The entrenched legacy of policies like redlining combine with voter suppression to keep the past alive in a way Americans can’t just “get over.”
Scrolling through social media the other day, I saw one those memes that reveals more about the person sharing it than they may realize. It went something like this: “Blaming people alive today for slavery is wrong, just get over racism and it would go away!” There’s a lot to take in right there, so let’s take a deep breath and start unpacking. We don’t even have to go back to pre-Civil War times to talk about how other systemic developments, like redlining and gerrymandering, keep the past alive.
Picture it: 1930s Detroit. Seventy-plus years after the Emancipation Proclamation, the descendants of those who had moved north to freedom still hadn’t found it, not really. Real estate developers were building a 6 foot high concrete wall in an alley between two residential streets. Why? Because without a physical barrier separating the dirt-road neighborhood on the east side from the planned paved-road development on the west, banks wouldn’t finance the new building project. The difference was deeper than simply how much dust would get kicked up on dry summer days. Black people lived on those dirt roads, but they wouldn’t be welcome on the other side of the wall.
Nearly a hundred years ago, ancient history now, redlining was a widespread practice whereby cities were segregated into Black and Hispanic districts and enclaves for other demographics deemed “undesirable,” literally marked with red lines on a map, where mortgage borrowers were charged exorbitant interest rates through predatory lenders, if they were able to borrow at all. Outside of the red-lined districts, not only were the loan terms friendlier, but deed restrictions on those homes often barred owners from ever selling them to non-white buyers.
As you might imagine, conditions were rather more impoverished in the redlined neighborhoods. More important in some ways, though, was the inability of property owners in those areas to build generational wealth. Outside of redlined areas, not only were the neighborhoods considered more desirable, but the easy financing meant they could be sold later at the kind of profit that allows people to retire, send the kids to college, or provide a meaningful inheritance. Not so, in Black enclaves. If they managed to avoid foreclosure, the resale value was much less.
Redlining prevented Black families from growing generational wealth, but it was also effective at segregating people into racially-defined neighborhoods. Even after the practice was officially outlawed by the Fair Housing Act of 1968, people were still stuck in houses and neighborhoods they couldn’t afford to leave due to poor resale value and concentrated poverty. Lines of segregation are still visible today.

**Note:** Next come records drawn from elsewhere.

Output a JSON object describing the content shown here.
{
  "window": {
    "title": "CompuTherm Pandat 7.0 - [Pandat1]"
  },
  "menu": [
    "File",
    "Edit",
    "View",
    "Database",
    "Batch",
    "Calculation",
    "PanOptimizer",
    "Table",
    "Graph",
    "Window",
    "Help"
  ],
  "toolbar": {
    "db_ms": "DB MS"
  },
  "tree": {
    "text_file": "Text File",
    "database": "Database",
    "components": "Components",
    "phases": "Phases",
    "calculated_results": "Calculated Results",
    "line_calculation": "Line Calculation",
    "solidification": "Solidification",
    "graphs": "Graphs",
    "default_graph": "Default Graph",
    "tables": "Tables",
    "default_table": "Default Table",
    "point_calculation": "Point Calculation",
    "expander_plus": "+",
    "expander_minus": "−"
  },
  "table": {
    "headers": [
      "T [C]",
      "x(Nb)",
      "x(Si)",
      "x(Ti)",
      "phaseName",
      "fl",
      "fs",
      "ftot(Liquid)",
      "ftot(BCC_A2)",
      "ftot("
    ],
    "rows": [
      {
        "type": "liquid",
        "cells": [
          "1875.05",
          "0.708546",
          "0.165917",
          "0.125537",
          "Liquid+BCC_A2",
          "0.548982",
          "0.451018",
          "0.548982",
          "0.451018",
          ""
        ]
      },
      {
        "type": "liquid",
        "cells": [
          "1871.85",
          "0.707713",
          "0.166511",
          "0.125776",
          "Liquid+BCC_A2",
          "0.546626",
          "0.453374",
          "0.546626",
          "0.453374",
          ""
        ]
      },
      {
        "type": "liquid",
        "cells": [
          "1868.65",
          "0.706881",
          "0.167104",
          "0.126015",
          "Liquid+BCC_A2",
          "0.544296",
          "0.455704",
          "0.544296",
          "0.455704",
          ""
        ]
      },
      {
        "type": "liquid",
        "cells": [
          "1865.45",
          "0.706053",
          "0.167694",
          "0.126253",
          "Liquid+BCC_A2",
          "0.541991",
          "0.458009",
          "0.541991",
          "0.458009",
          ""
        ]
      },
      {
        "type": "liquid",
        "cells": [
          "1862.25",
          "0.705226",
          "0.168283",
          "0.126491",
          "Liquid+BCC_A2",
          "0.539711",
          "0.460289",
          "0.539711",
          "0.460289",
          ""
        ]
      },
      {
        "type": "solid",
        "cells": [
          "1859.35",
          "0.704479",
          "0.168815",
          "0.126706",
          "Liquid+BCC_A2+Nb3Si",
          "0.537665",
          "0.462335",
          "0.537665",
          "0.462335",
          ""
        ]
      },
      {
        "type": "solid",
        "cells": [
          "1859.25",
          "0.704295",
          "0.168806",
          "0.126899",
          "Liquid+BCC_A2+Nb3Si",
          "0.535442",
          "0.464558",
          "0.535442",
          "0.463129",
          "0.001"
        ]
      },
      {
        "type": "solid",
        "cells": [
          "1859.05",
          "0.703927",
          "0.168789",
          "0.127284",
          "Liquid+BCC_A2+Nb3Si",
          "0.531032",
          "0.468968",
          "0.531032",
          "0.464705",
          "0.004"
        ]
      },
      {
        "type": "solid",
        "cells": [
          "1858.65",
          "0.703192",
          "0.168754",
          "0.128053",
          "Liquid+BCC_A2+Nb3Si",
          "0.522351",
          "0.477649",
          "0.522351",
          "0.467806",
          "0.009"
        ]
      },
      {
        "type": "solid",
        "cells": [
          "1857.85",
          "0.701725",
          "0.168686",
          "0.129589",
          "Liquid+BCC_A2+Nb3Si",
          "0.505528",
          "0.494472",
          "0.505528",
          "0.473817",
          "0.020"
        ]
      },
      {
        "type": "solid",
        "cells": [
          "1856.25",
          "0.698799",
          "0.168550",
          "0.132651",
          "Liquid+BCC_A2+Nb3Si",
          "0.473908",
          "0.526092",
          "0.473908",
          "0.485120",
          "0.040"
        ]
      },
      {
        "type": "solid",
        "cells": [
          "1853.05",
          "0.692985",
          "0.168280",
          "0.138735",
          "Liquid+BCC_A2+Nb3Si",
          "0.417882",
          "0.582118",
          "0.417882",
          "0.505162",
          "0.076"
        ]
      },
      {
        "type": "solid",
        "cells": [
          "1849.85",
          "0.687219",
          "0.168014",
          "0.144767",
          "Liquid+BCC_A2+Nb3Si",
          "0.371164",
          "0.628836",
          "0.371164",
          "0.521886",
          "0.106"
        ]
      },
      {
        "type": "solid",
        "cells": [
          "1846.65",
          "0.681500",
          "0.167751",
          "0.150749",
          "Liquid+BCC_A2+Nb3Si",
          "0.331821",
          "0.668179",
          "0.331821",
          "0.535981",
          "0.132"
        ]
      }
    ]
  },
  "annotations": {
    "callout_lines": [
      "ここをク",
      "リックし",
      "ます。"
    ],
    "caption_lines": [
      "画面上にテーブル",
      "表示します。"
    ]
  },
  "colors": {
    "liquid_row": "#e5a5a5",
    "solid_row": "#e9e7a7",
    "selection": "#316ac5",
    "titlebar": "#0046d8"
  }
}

This effect is rather convenient, however, for those who seek to disenfranchise certain demographics. Gerrymandering is nothing new, but it’s a powerful tool for watering down the voting power of those that the party in power really doesn’t want to serve.
Two of the most widely-used techniques are “packing” and “cracking.” Packing is when districts are divided in such a way as to lump as many of the “undesirable” voters as possible into a single precinct, which they will likely win, but the opposing party has a better chance of winning far more representation in more surrounding districts. Cracking is when the target area is broken up and divided among several surrounding areas, so that their votes are overwhelmed by the desired majority. In this way, the persistent legacy of past redlining rolls forward into a disempowered future.
Learning about this history may make you uncomfortable, especially if your family benefited from generational wealth accrued due to redlining and maintained through voter suppression. Nobody likes to be uncomfortable, especially those who are interested in preserving the system that empowers them at the expense of those for whom justice is long overdue.
To this end, Republican lawmakers have introduced legislation, like Florida’s bill SB 148, to protect those fragile feelings. SB 148 reads, in part, “An individual, by virtue of his or her race or sex, does not bear responsibility for actions committed in the past by other members of the same race or sex. An individual should not be made to feel discomfort, guilt, anguish, or any other form of psychological distress on account of his or her race.” It’s worth noting that while we can’t possibly be responsible for the actions of our ancestors, we can, and do, live in a world that’s alive with the ongoing repercussions of what our ancestors did. Whether or not that makes us uncomfortable should have less to do with our relative pallor, and more to do with the actions we’ve taken to change – or shore up – that legacy.
This is where the conservative freakout over “Critical Race Theory” (or CRT) comes in. CRT, which is a legal concept that’s never been taught in K-12 classes, asserts that racism isn’t just about the prejudices held by individuals, but has become entrenched in the legal system and policies like redlining and gerrymandering. It gets very meta, doesn’t it? What CRT is not, however, is teaching people of pallor that they are inherently bad. That’s a realization which individuals who identify with the bad guys will have to come to all on their own (spoiler: feelings may be hurt).
While the idea of sweeping our honest national heritage under the rug for another generation must be pretty appealing for those who are sweating the cultural changes unfolding around them, it’s not going to make anything better in the way they hope it will. Instead, it will raise up even more righteous opposition from those eager to be on the right side of history. Consider the tremendous energy in this campaign ad for Gary Chambers, who is running for U.S. Senate in Louisiana. Justice too long delayed is justice denied, and people will only be denied for so long.